Interestingly, there are some regions that are not covered by any EMMAA model. While this could be because of a bias in the contexts covered by current EMMAA models, it might also lead to insight in underrepresented biology.
Identification of context-specific nodes¶
Next, we wanted to identify nodes with the most similar and most dissimilar topologies in the INDRA database and a given EMMAA model. We hypothesize that the most similar nodes represent the most generic biology and the most dissimilar nodes represent context-specific biology. We investigated the overlap between the k-nearest neighbors in embedding space for each node in the INDRA Database with the k-nearest neighbors in the embedding space for each EMMAA model. To account for the size differences in the INDRA database and much smaller EMMAA models, we used a fractional k=0.05 and the set overlap coefficient, which is more appropriate for sets of different sizes. We performed the same task on the embeddings generated based on several belief cutoffs.

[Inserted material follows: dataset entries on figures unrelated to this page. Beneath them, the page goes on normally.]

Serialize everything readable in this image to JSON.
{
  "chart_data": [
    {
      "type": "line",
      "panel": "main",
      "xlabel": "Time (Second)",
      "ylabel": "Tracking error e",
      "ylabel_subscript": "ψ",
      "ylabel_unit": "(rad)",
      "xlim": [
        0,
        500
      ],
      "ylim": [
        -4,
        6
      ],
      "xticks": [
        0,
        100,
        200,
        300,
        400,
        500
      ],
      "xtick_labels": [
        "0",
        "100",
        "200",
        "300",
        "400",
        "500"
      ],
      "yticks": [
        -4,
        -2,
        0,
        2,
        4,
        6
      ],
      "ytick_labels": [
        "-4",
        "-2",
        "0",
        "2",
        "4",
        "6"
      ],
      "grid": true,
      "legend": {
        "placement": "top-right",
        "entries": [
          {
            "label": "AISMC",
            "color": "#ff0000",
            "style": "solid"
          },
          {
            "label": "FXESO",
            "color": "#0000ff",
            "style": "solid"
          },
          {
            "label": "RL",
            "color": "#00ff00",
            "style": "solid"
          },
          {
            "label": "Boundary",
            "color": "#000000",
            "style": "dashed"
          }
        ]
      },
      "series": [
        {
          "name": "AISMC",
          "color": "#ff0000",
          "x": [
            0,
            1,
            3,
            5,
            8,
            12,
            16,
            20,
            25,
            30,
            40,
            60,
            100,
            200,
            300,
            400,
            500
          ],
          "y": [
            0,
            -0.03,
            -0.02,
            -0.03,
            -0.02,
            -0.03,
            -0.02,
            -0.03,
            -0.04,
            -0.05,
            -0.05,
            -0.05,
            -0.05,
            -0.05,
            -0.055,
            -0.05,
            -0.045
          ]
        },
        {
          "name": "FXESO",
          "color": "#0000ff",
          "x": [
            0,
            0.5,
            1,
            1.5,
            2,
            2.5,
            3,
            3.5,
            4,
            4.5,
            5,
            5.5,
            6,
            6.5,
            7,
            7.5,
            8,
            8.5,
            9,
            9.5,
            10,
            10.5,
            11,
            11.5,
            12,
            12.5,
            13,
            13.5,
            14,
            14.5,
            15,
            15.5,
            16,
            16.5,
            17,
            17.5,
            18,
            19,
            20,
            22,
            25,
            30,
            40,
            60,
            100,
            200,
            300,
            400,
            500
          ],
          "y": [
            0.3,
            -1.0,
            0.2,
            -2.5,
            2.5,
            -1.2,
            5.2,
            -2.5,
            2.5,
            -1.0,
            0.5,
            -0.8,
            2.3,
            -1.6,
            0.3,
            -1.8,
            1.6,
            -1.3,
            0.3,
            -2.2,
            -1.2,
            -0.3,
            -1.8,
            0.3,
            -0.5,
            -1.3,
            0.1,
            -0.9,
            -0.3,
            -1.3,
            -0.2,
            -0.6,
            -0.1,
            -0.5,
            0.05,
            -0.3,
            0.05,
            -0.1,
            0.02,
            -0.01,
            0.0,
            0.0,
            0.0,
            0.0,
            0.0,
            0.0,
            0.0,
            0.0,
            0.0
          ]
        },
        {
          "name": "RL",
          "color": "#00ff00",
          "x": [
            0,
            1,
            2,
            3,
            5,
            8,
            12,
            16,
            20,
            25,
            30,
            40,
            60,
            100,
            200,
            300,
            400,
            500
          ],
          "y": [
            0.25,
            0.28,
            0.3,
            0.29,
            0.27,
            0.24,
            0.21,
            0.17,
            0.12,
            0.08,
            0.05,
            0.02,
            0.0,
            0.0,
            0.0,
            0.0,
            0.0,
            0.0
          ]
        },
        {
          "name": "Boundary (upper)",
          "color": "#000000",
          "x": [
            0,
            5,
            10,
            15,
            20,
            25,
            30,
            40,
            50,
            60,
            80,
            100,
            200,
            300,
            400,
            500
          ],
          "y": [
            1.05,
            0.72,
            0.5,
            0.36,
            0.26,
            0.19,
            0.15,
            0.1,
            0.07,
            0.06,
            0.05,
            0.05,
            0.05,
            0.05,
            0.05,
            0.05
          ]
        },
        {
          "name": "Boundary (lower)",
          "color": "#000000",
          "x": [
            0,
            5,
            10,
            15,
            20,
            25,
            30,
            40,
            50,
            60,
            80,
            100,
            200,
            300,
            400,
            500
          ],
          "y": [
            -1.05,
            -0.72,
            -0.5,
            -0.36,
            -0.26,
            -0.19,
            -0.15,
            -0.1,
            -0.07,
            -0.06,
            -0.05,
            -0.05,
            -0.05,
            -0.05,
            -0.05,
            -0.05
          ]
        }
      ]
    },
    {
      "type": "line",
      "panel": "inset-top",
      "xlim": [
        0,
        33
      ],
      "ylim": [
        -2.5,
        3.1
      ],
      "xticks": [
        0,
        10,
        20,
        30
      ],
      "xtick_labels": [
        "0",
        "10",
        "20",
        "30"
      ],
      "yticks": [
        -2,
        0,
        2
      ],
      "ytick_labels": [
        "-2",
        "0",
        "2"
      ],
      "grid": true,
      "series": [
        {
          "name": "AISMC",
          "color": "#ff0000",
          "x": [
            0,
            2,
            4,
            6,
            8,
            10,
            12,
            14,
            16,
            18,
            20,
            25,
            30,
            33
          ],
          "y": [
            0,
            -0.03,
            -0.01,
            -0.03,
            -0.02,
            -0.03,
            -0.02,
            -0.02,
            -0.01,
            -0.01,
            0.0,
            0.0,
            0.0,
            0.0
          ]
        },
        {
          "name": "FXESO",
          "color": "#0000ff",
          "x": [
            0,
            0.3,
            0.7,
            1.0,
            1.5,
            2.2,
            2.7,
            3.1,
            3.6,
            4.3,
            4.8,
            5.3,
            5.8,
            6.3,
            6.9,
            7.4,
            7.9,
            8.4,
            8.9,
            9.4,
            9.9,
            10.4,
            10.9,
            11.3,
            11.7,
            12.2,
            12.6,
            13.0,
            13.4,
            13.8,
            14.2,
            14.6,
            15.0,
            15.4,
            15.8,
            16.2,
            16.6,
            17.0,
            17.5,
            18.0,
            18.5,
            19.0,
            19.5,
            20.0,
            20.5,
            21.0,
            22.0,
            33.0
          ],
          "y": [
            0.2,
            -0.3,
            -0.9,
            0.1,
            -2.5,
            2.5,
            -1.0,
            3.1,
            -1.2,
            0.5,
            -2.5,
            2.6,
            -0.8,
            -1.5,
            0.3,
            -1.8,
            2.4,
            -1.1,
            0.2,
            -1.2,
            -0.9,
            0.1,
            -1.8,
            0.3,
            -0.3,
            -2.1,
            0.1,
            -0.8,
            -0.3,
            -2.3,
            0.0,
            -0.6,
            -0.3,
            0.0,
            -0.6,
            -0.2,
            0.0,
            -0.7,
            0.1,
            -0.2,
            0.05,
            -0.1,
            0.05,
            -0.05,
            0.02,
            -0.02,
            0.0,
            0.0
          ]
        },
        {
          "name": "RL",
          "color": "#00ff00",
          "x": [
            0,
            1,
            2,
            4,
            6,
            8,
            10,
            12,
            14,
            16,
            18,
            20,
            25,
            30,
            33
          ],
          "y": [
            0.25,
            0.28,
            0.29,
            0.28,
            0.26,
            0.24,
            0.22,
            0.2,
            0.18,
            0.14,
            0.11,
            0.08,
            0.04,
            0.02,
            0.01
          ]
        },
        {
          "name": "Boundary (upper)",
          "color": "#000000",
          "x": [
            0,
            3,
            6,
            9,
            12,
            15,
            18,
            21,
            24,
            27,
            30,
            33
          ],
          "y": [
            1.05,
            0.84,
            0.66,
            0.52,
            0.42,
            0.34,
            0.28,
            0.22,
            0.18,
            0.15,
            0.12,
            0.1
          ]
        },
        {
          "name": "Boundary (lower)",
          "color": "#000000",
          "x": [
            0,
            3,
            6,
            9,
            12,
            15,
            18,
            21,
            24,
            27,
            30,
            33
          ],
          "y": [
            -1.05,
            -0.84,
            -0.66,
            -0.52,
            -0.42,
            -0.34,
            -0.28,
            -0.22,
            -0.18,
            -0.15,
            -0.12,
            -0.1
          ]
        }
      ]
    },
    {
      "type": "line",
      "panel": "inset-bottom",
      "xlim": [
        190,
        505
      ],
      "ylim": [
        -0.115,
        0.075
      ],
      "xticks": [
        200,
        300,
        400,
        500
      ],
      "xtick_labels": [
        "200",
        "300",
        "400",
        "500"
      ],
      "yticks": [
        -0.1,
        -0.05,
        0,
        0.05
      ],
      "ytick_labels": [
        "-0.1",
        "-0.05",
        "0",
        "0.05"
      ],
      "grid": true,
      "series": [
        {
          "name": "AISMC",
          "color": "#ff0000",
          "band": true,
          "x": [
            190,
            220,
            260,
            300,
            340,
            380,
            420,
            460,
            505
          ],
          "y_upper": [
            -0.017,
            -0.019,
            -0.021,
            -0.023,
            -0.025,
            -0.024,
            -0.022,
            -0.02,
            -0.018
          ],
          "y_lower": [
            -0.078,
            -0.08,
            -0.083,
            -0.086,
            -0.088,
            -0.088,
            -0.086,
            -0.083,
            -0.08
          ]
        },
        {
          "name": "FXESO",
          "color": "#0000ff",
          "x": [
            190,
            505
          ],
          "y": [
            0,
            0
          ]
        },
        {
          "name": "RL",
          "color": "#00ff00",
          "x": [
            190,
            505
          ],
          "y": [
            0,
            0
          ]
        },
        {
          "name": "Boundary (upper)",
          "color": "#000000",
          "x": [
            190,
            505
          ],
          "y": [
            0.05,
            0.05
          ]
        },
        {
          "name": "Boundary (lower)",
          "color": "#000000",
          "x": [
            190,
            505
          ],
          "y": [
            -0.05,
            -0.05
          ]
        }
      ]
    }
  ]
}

The following chart shows that when the belief cutoff is increased, the shape of the overlap coefficient rank distribution typically shifts towards higher overlap coefficients. Darker lines correspond to higher belief. Notably, this pattern does not hold for the literature derived models (e.g., Pain Model). The RAS Model results should also be disregarded since the statements there should have an axiomatic belief of 1.0, but are tagged via TRIPS so have a lower belief.
The nodes in the long tail of these distributions hold the most potential for novelty but also the most liability for irrelevance. Our next step is to build a minimal browser for looking into these nodes as having a human in the loop for the investigation of these nodes at the boundaries of EMMAA models could be useful.
Towards an automated recommendation engine¶
Our ongoing work towards an automated recommendation looks at the neighbors of nodes in the EMMAA models within the embedding space from the full INDRA Database to identify potential additions. We are investigate several clustering algorithms and their classification counterparts as potential methods for scoring nodes for inclusion. Similarly, we are investigating anomaly detection methods at can be used in reverse towards the same goal.
Later, we will return to the k-nearest neighbors analysis to identify nodes that could potentially be removed from a given EMMAA model.
While node2vec performs well on biological networks due to the symmetry in the model formulation and the important
property of local community structure common to biological networks, we would still like to use more powerful methods
for network representation learning. We are making improvements to the
pykeen package for knowledge graph
embeddings in order to make it more scalable and applicable for the directed graph with typed edges assembly of
INDRA statements. So far, we have made several improvements to its memory management on large graphs and begun work
accelerate for scaling across multiple GPUs.